En route to the hospital, the infant went into cardiac arrest. Although he was successfully revived, all four limbs were amputated because the blood flow to them had been severely compromised during the arrest.
Based upon concerns about such large damage awards, MCOs may try to settle cases before they get to a judge or a jury. For example, in December 1995, the Sisters of Providence Good Health Plan in Portland, OR, paid $1 million to settle a suit initiated by Alice Thomas, a patient denied authorization for payment for surgery to relieve pressure on a nerve. As a result of this denial, Thomas suffered permanent loss of control in one hand.
In cases that go to court, patients base their arguments on the fact that MCOs’ denial of benefits violate the terms of their contracts for coverage. It is true that few contracts between MCOs and their members include specific language regarding the type of case management and utilization review that MCOs routinely rely on to deny authorization for payment.
Instead, MCOs often point to general language in their contracts that says the MCO is only required to pay for medically necessary and appropriate care. Judges and juries more readily disagree with MCOs about what care is required by such a subjective standard.
Some patients may claim that MCOs’ failure to authorize payment for needed care constitutes negligence on the part of MCOs. Specifically, they argue that the staff at MCOs have a duty to make a reasonable payment decision. They claim that MCOs fail to fulfill this duty when authorization for a requested treatment is denied. When such denials result in physical injury or damage to patients, they have met all requirements to prove their suits based upon the negligence of MCOs.

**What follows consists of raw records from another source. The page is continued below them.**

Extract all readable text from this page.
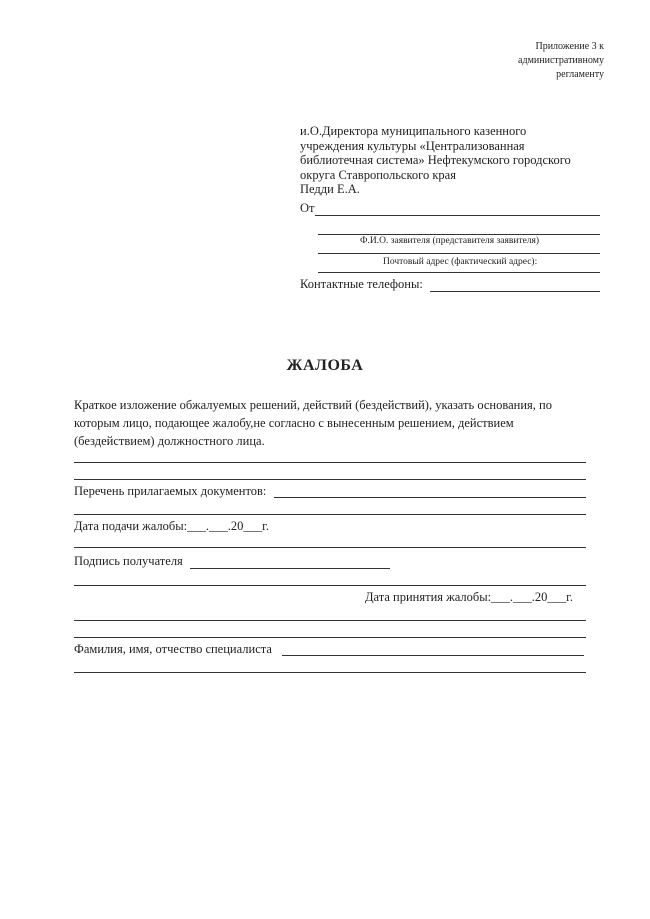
Приложение 3 к
административному
регламенту
и.О.Директора муниципального казенного
учреждения культуры «Централизованная
библиотечная система» Нефтекумского городского
округа Ставропольского края
Педди Е.А.
От
Ф.И.О. заявителя (представителя заявителя)
Почтовый адрес (фактический адрес):
Контактные телефоны:
ЖАЛОБА
Краткое изложение обжалуемых решений, действий (бездействий), указать основания, по
которым лицо, подающее жалобу,не согласно с вынесенным решением, действием
(бездействием) должностного лица.
Перечень прилагаемых документов:
Дата подачи жалобы:___.___.20___г.
Подпись получателя
Дата принятия жалобы:___.___.20___г.
Фамилия, имя, отчество специалиста
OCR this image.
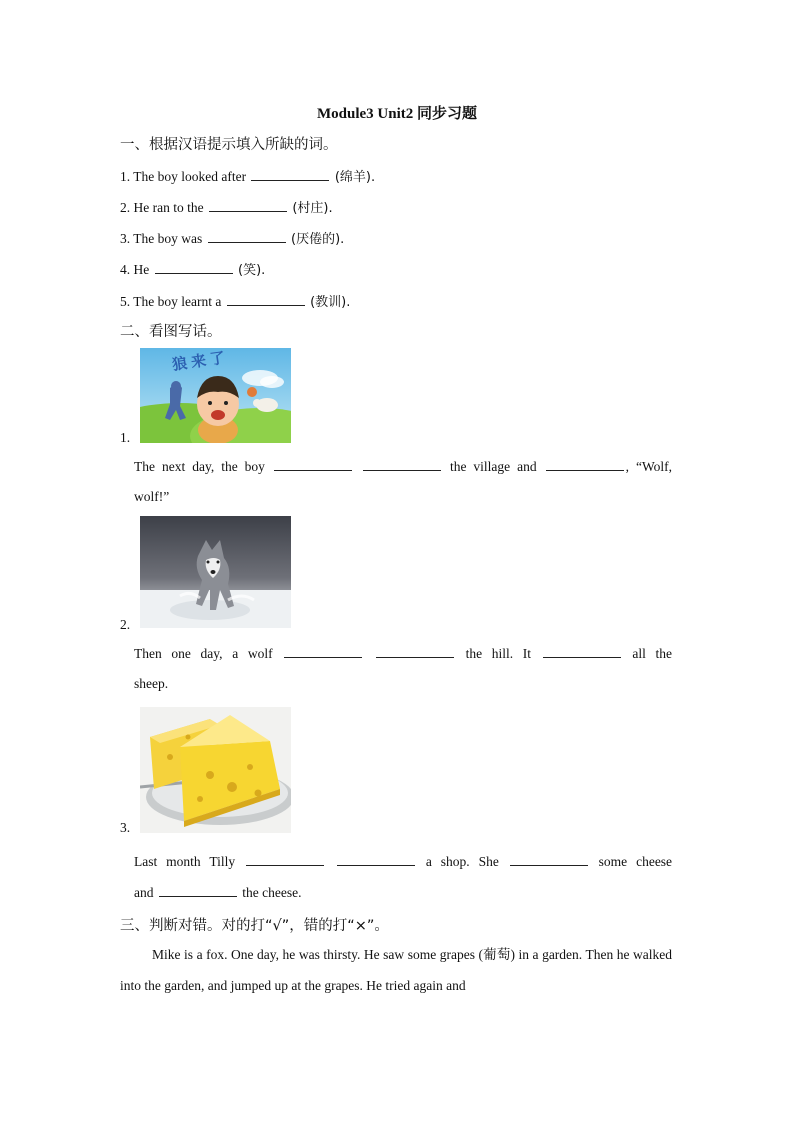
Module3 Unit2 同步习题
一、根据汉语提示填入所缺的词。
1. The boy looked after	(绵羊).
2. He ran to the	(村庄).
3. The boy was	(厌倦的).
4. He	(笑).
5. The boy learnt a	(教训).
二、看图写话。
狼来了
1.
The next day, the boy	the village and	, “Wolf,
wolf!”
2.
Then one day, a wolf	the hill. It	all the
sheep.
3.
Last month Tilly	a shop. She	some cheese
and	the cheese.
三、判断对错。对的打“√”，错的打“×”。
Mike is a fox. One day, he was thirsty. He saw some grapes (葡萄) in a garden. Then he walked into the garden, and jumped up at the grapes. He tried again and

The cases described above are only the tip of the proverbial iceberg. There is likely to be increasing willingness on the part of courts and legislatures to hold MCOs liable for wrongful denials of payment. Providers should recognize that this willingness may result in a helpful corrective to a system that, at least form the point of view of providers, has placed too much power in the hands of MCOs.
This means that now is the time for practitioners to educate themselves about the limitations on the operations of MCOs as they emerge so that practitioners can assist in the application of such boundaries, where appropriate. If providers are right that this is a necessary corrective to a system that is badly out of balance, their participation in this process can only help to ensure quality of care for their patients.